Throughout the history of the oil and gas business, various treatment methods have been used to desulfurize sour streams. Selecting the optimum treatment for removing impurities is a challenging task for any pipeline operator. Hydrogen sulfide scavenger technologies are sometimes considered an option.   

Scavengers are typically a liquid or solid commercial additive that react with H2S, removing it from the stream. When the process is completed, in most cases, the chemical agents cannot be reused, which means the used materials must be replaced constantly. Scavengers can be economical for small amounts of sulfur. For large amounts of H2S, however, they are expensive compared to other large capital equipment investments.    

They can sometimes cause downstream problems in equipment as the scavenger falls out of solution and plugs equipment. Some spent material also can be hazardous and could be pyrophoric.  

There are “homegrown” caustic treating options, but these often come with no guarantees.  The homegrown version often consists of vessels with simple mix valves and some amount of settling time. These may work to some extent, but can still result in poor treating, carryover, corrosion and other problematic results.    

Because the midstream world works as a partnership between upstream and downstream, they require advanced reliable technologies and knowledgeable service providers that are agile and quick to respond to operators’ needs.   

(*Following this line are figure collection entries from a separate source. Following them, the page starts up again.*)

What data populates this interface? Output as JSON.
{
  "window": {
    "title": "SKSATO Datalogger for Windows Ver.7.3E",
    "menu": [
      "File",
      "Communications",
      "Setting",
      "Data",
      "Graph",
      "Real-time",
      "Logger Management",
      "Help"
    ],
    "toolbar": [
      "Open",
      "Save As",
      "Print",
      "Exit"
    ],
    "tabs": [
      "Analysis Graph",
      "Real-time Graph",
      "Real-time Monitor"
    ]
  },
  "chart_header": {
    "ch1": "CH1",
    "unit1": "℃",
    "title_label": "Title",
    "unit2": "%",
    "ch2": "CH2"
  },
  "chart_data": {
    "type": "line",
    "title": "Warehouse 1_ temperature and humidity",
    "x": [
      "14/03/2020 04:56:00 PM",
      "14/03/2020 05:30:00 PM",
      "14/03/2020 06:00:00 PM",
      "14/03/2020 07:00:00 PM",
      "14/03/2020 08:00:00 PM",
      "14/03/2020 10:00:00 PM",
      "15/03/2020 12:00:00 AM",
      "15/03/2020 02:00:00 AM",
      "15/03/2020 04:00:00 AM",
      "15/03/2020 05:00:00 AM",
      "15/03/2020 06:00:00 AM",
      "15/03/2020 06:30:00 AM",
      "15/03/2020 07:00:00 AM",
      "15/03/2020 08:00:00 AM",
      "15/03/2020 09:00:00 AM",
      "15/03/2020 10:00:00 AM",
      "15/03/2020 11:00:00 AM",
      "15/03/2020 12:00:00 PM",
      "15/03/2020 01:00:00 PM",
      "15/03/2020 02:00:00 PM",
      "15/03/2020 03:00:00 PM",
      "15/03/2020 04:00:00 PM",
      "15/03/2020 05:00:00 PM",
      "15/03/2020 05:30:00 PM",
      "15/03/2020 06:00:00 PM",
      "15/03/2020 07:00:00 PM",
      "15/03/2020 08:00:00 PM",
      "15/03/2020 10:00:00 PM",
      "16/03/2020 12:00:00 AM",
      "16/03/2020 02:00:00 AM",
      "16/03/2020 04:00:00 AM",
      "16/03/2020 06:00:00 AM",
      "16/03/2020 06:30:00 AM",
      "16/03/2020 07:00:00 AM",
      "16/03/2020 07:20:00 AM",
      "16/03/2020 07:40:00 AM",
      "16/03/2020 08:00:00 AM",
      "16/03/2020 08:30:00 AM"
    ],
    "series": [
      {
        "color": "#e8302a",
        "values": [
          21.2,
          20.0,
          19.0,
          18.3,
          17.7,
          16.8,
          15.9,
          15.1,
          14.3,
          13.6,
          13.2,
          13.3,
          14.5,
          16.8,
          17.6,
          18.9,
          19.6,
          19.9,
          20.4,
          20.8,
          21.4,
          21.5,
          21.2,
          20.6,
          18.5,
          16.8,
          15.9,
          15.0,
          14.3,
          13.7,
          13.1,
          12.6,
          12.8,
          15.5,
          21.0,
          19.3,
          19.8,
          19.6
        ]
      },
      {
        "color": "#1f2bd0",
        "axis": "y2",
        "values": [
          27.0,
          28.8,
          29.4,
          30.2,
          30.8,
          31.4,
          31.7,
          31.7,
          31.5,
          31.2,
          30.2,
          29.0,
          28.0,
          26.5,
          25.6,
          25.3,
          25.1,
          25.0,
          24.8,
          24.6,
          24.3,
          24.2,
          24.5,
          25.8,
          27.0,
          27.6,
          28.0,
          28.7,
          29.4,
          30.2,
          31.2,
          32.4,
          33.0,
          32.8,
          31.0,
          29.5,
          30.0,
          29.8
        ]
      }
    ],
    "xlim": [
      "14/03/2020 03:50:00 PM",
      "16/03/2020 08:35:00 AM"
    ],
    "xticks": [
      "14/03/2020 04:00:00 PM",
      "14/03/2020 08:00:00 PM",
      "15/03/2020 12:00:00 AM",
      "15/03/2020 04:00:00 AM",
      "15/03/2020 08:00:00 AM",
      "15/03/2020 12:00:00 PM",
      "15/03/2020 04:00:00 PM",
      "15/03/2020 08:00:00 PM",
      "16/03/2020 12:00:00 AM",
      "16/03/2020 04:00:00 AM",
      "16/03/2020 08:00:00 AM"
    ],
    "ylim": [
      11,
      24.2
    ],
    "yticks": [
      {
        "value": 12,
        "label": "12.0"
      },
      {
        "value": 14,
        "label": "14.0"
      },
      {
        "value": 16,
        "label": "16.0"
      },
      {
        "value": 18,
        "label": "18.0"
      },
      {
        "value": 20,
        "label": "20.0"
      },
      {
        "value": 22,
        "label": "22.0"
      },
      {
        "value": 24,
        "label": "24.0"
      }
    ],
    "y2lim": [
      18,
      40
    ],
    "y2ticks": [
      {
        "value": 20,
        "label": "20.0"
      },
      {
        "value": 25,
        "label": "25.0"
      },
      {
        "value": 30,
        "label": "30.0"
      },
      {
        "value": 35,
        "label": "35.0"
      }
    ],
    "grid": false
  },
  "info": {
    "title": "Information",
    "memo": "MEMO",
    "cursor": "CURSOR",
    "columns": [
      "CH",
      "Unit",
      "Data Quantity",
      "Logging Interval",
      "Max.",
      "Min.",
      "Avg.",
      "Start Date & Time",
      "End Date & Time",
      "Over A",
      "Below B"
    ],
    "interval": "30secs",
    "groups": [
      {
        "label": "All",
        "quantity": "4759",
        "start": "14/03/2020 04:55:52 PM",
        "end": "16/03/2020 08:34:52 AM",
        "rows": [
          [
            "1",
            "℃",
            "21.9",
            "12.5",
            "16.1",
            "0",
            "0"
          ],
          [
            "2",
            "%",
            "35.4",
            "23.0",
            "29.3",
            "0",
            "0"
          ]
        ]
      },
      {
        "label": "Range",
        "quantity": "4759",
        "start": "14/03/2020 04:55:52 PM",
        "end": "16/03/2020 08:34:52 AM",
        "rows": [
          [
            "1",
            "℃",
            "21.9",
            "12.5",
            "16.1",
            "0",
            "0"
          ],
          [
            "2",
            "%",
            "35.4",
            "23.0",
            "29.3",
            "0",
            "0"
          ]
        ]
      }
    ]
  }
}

One option is the use of Merichem’s Thiolex units, which can remove RSH, H2S, CO2, COS and elemental sulfur, using a non-dispersive fiber film contactor (FFC) as the mass-transfer device.  

Typical treatments for removal require 14-20 wt% sodium hydroxide (NaOH) (caustic). Caustic will also remove CO2 and some elemental sulfur. For COS removal, the system uses monoethanolamine (MEA)/caustic, which hydrolyzes COS.  

Caustic extraction units specifically designed for gas gathering systems are fully automated and require minimal operator support. They operate efficiently over a wide range of throughputs and operating conditions.   

This process is not limited by hydrocarbon-to-caustic ratios that typically limit counter-current systems. An ideal situation is operation over a wide range of caustic strengths, from 1 wt% to 15 wt%, which achieves a high utilization of the caustic due to the efficiency of the mass transfer.    

Author: Cyndie Fredrick has more than 25 years of experience in downstream, midstream and technology licensing. She is the senior vice president and general manager of Merichem Process Technology. Fredrick holds a bachelor’s degree in chemical engineering from the University of Arkansas and an MBA from Rice University.